Two cents or $1.85 US on NHL fighting
Remember the days when you could see Ron Duguay’s hair flowing in the wind, as he skated down the wing? When Bobby Clarke ruled the corners? When a Boston-Montreal contest was sure to break out in a bench-clearing brawl?
You didn’t see many checks from behind. Concussions were not being handed out like candy at a children’s festival. And except for the very rare ugly incident (Dave Forbes, Wayne Maki), fighting controlled the frustrations of the game.
There are two issues impacting the respect of the game today:
a.) Helmets
Players see a helmet but not what’s underneath it. It provides a sense of invincibility. Until players’ chinstraps no longer dangle beneath their Adams Apple and until the hockey helmet offers as much protection as the football helmet, heads will continue to be vulnerable.
b.) Fighting
Like it or not, fighting relieves the tension of the game. Yes, players can still get hurt, but much fewer than those who have been impaled, high elbowed, or received checks from behind.
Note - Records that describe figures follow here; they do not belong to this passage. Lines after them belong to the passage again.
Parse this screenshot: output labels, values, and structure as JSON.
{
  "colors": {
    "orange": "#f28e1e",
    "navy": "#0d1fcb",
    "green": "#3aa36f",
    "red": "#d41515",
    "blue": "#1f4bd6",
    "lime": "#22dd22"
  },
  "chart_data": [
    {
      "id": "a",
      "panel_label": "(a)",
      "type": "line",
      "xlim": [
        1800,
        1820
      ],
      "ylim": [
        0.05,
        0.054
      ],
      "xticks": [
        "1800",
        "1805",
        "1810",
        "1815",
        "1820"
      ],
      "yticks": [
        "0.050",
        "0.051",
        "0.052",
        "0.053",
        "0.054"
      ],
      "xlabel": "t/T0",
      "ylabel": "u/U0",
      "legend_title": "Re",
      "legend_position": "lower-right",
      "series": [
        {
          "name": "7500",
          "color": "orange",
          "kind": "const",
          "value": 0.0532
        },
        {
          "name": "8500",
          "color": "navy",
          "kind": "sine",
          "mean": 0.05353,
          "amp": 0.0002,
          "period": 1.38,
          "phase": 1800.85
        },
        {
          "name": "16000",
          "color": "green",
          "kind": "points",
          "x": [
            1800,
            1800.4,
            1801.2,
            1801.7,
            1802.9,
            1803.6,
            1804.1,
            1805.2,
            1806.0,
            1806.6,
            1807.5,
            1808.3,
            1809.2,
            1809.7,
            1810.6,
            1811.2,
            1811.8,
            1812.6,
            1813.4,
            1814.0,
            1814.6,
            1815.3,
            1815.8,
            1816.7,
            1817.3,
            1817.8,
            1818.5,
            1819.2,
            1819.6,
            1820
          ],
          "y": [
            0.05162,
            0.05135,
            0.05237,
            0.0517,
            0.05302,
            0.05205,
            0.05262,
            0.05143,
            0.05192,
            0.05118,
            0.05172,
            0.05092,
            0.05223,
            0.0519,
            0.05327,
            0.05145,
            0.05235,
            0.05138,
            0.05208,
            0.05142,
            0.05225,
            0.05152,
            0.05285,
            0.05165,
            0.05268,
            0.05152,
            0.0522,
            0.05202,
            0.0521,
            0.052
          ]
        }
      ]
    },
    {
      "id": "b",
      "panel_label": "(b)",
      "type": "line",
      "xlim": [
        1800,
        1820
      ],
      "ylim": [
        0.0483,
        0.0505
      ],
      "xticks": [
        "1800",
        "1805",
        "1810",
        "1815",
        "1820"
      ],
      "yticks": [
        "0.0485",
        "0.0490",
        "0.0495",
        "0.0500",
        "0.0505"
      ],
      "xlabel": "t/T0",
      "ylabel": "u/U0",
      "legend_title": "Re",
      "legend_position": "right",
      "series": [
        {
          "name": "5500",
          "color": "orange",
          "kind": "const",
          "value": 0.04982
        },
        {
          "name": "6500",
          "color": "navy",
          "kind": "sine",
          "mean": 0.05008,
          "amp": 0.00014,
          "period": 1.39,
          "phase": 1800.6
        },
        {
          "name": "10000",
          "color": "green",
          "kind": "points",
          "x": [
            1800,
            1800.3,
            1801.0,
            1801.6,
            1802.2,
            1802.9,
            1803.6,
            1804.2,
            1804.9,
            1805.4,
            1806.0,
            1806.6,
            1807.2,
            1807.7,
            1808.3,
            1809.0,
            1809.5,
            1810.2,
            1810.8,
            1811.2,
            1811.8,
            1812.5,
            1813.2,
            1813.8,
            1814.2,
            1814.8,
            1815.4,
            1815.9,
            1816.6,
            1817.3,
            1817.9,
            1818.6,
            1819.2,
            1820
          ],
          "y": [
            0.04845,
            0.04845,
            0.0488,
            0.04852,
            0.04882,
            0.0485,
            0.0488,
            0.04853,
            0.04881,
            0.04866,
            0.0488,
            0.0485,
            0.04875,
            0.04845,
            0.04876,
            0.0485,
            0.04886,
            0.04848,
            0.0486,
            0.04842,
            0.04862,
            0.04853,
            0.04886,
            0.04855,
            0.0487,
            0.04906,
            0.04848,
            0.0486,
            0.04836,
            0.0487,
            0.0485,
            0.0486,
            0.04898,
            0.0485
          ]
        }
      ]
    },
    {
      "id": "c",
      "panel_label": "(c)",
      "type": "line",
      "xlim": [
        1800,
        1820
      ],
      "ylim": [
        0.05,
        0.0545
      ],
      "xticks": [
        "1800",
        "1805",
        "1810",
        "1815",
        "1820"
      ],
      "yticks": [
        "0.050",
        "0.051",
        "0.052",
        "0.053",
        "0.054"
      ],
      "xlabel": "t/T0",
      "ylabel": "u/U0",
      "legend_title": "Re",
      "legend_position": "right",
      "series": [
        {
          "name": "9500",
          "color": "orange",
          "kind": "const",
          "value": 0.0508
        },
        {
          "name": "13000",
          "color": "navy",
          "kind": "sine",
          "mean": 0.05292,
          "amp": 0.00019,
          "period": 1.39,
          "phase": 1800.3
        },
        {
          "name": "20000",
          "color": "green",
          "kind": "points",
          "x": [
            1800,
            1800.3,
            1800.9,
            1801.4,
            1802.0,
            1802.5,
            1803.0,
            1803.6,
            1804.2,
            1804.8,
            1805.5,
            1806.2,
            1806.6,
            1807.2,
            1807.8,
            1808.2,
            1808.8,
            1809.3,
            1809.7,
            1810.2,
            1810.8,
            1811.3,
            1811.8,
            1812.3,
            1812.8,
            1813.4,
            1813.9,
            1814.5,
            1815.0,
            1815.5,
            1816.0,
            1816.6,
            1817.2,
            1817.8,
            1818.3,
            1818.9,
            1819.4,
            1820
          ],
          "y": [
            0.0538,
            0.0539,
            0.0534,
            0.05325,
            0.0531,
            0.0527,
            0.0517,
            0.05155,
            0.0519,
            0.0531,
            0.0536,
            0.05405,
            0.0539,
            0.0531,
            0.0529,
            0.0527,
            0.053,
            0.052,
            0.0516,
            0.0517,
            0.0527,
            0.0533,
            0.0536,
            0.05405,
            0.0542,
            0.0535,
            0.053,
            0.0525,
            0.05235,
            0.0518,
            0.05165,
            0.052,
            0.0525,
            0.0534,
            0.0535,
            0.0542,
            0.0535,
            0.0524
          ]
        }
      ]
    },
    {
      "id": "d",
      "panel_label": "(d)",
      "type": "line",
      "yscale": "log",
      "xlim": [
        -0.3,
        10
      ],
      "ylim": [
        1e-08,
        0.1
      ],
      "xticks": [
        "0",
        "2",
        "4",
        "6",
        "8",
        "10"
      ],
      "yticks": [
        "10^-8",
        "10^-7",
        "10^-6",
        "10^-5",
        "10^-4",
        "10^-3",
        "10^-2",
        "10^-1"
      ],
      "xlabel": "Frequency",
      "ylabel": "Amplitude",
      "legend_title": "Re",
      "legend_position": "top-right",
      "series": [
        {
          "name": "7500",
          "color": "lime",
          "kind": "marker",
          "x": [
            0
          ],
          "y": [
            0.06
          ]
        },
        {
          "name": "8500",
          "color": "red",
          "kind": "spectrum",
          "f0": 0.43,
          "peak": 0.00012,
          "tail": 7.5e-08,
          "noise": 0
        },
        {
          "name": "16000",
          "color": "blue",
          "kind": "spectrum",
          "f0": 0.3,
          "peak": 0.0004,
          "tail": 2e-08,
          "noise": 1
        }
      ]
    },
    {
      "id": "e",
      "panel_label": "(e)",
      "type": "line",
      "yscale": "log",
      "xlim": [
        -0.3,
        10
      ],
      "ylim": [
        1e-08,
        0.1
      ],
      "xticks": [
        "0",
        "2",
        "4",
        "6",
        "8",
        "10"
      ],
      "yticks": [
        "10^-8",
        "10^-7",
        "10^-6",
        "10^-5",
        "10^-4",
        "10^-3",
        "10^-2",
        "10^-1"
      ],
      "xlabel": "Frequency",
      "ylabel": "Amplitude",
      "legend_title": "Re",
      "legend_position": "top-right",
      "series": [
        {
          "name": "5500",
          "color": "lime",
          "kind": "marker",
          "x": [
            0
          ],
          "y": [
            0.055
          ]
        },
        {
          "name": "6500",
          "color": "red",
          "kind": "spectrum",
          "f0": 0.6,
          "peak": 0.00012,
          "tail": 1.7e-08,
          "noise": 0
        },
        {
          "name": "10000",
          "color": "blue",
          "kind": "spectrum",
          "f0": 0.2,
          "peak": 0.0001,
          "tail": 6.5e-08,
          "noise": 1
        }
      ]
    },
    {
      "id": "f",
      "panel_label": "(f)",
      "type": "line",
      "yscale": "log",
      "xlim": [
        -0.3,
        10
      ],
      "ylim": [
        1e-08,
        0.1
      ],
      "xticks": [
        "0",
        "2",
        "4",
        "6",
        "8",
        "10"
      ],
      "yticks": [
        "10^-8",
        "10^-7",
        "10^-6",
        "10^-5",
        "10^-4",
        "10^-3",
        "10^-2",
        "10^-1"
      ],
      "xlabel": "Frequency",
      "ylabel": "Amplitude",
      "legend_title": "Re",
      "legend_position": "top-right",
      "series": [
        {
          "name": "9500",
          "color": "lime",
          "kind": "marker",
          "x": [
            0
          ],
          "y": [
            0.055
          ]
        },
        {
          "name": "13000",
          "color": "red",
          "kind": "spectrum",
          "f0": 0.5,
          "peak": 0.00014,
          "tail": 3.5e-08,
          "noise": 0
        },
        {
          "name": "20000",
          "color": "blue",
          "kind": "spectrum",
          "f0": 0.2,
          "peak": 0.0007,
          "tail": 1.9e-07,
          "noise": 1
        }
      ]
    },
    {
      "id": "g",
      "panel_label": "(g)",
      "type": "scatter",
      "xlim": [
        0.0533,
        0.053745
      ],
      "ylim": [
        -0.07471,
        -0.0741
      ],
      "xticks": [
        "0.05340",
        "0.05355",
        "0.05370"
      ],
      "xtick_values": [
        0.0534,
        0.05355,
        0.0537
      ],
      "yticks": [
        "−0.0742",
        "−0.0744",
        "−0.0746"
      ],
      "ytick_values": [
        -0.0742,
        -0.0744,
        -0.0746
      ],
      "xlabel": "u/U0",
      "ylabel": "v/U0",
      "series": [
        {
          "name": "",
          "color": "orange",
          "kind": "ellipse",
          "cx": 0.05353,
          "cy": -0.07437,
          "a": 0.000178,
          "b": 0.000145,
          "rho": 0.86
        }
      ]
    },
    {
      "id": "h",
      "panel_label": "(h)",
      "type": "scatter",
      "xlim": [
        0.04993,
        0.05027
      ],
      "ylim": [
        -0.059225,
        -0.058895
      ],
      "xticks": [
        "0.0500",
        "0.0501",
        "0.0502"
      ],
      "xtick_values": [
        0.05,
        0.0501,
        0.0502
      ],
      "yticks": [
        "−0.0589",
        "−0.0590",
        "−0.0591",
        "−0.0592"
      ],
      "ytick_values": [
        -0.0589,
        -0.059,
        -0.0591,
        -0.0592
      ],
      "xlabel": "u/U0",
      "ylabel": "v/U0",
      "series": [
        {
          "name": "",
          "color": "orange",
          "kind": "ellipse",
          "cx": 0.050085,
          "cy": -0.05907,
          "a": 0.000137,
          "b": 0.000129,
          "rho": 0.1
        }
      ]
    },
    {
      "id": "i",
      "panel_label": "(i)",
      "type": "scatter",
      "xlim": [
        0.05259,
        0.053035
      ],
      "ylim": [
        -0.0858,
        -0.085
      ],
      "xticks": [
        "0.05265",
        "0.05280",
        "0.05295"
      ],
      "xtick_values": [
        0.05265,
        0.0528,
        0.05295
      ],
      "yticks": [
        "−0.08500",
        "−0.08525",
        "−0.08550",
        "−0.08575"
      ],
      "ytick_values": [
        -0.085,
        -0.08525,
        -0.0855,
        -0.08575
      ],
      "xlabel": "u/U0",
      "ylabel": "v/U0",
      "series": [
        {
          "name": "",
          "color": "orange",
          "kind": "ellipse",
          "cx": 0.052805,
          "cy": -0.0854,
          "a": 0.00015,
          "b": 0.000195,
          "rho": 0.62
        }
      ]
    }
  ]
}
Fighting also sells, particularly in the U.S., where most centers’ newspapers barely put the line score in the back of the section. Who wasn’t talking about the Ottawa-Buffalo game earlier this season? Heck, Ottawa goalie Ray Emery even made CNN news!
The instigator rule, which was initially the answer to eliminating the bench-clearing brawl, actually started the downfall of respect. Frustrated players began using different avenues to relieve tension, other than their fists. Combine that with mandatory helmets and you have Bertuzzi-Moore/Suter-Kariya/McSorley-Brashear, and many more like incidents.
Give me fighting any time over watching a player being hauled off the ice on a stretcher.